The 6 Most Important Tax Deductions Every Parent Should Know

Spring is so close we can almost feel it (almost), which only means one thing: tax season is upon us! Paying Uncle Sam every year can be a confusing and complicated matter, but did you know that our tax system actually offers quite a few valuable deductions and credits specifically meant for parents? Whether you do your own taxes or use a professional, it's always important to stay informed about where your money is going. The new tax overhaul is also sure to affect some of these exemptions and credits in the near future, so don't wait to take advantage of them.

  1. Dependents Tax Exemption: Parents can deduct $4,050 per child on their tax bracket for 2017, which ultimately reduces the taxable income. For example, if you have two children, you can reduce your taxable income by $8,100 per year as long as the kids are younger than 19 years of age.
  2. Child Tax Credit: You can claim the Child Tax Credit for each of your children that are under the age of 17 if you earn less than $110,000 (filing jointly). Something new for 2017 is the Disaster Tax Relief, which allows you to use your 2016 earned income to work out your 2017 additional child tax credit (if you were in a presidentially declared disaster area).
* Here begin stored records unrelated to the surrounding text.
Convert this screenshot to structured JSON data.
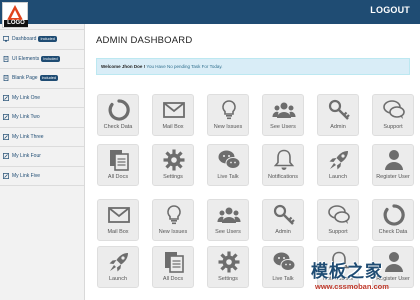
{
  "header": {
    "logo_text": "LOGO",
    "logout_label": "LOGOUT",
    "brand_color": "#1f4c73"
  },
  "sidebar": {
    "items": [
      {
        "label": "Dashboard",
        "badge": "Included",
        "icon": "monitor-icon"
      },
      {
        "label": "UI Elements",
        "badge": "Included",
        "icon": "document-icon"
      },
      {
        "label": "Blank Page",
        "badge": "Included",
        "icon": "document-icon"
      },
      {
        "label": "My Link One",
        "icon": "link-icon"
      },
      {
        "label": "My Link Two",
        "icon": "link-icon"
      },
      {
        "label": "My Link Three",
        "icon": "link-icon"
      },
      {
        "label": "My Link Four",
        "icon": "link-icon"
      },
      {
        "label": "My Link Five",
        "icon": "link-icon"
      }
    ]
  },
  "main": {
    "title": "ADMIN DASHBOARD",
    "welcome_name": "Welcome Jhon Doe !",
    "welcome_msg": "You Have No pending Task For Today.",
    "rows": [
      [
        {
          "label": "Check Data",
          "icon": "circle-progress-icon"
        },
        {
          "label": "Mail Box",
          "icon": "envelope-icon"
        },
        {
          "label": "New Issues",
          "icon": "lightbulb-icon"
        },
        {
          "label": "See Users",
          "icon": "users-icon"
        },
        {
          "label": "Admin",
          "icon": "key-icon"
        },
        {
          "label": "Support",
          "icon": "chat-bubbles-icon"
        }
      ],
      [
        {
          "label": "All Docs",
          "icon": "documents-icon"
        },
        {
          "label": "Settings",
          "icon": "gear-icon"
        },
        {
          "label": "Live Talk",
          "icon": "wechat-icon"
        },
        {
          "label": "Notifications",
          "icon": "bell-icon"
        },
        {
          "label": "Launch",
          "icon": "rocket-icon"
        },
        {
          "label": "Register User",
          "icon": "user-icon"
        }
      ],
      [
        {
          "label": "Mail Box",
          "icon": "envelope-icon"
        },
        {
          "label": "New Issues",
          "icon": "lightbulb-icon"
        },
        {
          "label": "See Users",
          "icon": "users-icon"
        },
        {
          "label": "Admin",
          "icon": "key-icon"
        },
        {
          "label": "Support",
          "icon": "chat-bubbles-icon"
        },
        {
          "label": "Check Data",
          "icon": "circle-progress-icon"
        }
      ],
      [
        {
          "label": "Launch",
          "icon": "rocket-icon"
        },
        {
          "label": "All Docs",
          "icon": "documents-icon"
        },
        {
          "label": "Settings",
          "icon": "gear-icon"
        },
        {
          "label": "Live Talk",
          "icon": "wechat-icon"
        },
        {
          "label": "Notifications",
          "icon": "bell-icon"
        },
        {
          "label": "Register User",
          "icon": "user-icon"
        }
      ]
    ]
  },
  "watermark": {
    "title": "模板之家",
    "url": "www.cssmoban.com"
  }
}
  3. Adoption Credit: If you adopted a child last year, you rock! You may also get to save up to $13,570 per eligible child in 2017.
  4. Child and Dependent Care Credit: This is a valuable credit to take advantage of if you have a child under the age of 13 that goes to after-care, daycare, or preschool. Basically, if you're paying someone to watch your child while you go to work, the government may let you have a credit of up to 35 percent of the expense, depending on your income bracket. There is a $3,000 cap on the maximum credit per child. Otherwise, you can also take advantage of an employer's FSA account for childcare costs that can allow for $5,000 of income to be untaxed. It's important to note that you can't use both an FSA and a Child Care Credit; you must pick one.
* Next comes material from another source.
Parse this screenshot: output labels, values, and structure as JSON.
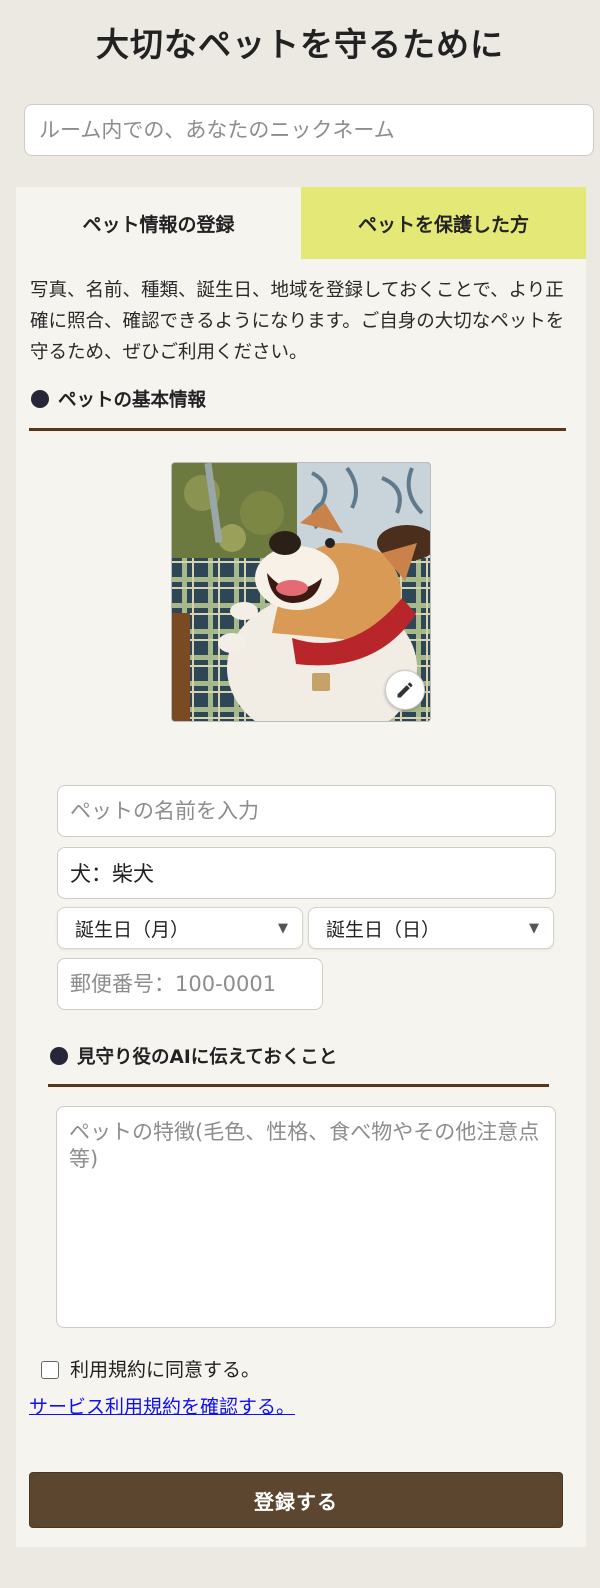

  5. Earned Income Tax Credit: It you were employed but earned less than $50,270 in 2017, you may be able to qualify for the Earned Income Tax Credit. If your children qualify, you can see up to $5,891 in a refund check!
  6. College Savings Plan: If you're saving money for your children's college education, opening up a 529 plan (or a state-sponsored college plan) is a smart option because any earnings are exempt from federal taxes (and typically state taxes too). Unfortunately, though, contributions to a college savings plan are no longer deductible.